Held: Bearing in mind the need for liberal interpretation in areas of social justice, individual freedom and indigent's rights, bail covers both release on one's own bond, with or without sureties. When sureties should be demanded and what sum should be insisted on are dependent on variables.
Even so, poor men, young persons, infirm individuals and women are weak categories, and Courts should be liberal in releasing them on their own recognizance put whatever reasonable conditions they may. It shocks one's conscience to ask a mason like the petitioner to furnish sureties for Rs. 10,000/-. The Magistrate must be given the benefit of doubt for not fully appreciating that our Constitution, enacted by 'We, the People of India', is meant for the butcher, the baker, the candlestick maker, the bonded labour and pavement dweller.

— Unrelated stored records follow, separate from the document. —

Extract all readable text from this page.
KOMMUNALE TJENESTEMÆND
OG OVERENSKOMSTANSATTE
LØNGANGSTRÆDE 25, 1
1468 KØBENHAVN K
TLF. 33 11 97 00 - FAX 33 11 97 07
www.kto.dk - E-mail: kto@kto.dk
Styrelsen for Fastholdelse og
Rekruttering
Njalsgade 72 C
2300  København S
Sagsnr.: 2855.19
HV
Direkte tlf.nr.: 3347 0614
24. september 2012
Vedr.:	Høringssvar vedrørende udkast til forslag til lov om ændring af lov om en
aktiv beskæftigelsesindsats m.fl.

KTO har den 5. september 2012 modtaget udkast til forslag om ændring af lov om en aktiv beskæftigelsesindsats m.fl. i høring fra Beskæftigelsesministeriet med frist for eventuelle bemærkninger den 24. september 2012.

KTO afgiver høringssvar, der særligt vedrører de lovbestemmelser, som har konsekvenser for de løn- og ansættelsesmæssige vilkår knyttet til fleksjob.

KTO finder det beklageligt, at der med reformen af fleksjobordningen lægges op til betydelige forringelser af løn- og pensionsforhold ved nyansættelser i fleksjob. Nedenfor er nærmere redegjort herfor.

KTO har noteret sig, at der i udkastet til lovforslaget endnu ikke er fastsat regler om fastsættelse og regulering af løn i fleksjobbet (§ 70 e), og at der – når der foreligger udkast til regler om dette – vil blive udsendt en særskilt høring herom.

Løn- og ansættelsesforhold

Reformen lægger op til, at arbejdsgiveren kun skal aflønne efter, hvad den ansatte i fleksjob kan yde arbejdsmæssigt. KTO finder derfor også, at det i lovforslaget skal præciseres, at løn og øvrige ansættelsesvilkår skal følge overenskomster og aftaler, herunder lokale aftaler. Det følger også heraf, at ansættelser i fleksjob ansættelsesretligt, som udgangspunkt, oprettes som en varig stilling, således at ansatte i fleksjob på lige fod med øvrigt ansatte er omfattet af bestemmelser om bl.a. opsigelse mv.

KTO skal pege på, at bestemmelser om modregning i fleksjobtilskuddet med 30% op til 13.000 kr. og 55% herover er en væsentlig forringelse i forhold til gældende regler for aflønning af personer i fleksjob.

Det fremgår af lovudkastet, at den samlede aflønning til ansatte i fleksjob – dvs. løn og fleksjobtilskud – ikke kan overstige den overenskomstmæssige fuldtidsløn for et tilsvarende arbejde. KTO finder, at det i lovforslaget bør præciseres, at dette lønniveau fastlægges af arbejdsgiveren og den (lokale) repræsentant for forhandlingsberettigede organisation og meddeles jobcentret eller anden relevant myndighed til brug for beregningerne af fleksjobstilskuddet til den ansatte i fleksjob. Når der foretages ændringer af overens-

7. In the result, the order dated 12th June, 1990 releasing the petitioner-accused on bail in sum of Rs. 5,000/- by furnishing the personal bond is confirmed. Accordingly, the petitioner-accused shall be so released on bail forthwith on executing his personal bond in sum of Rs. 5,000/-. However, the rest of the order insisting upon the solvent surety of the like amount is hereby quashed and set aside. The petitioner-accused shall himself report at "A" Division Police Station, Bhavnagar fortnightly on every Monday between 10-00 a.m. and 12-00 noon and shall not involve himself in similar Narcotic activities. Compliance of this order of releasing the accused on bail be immediately intimated to this Court.
Office is directed to (i) communicate the order passed by this Court immediately on telephone to the learned Sessions Judge, Bhavnagar and (ii) send a copy of this order alongwith R & P of the case immediately.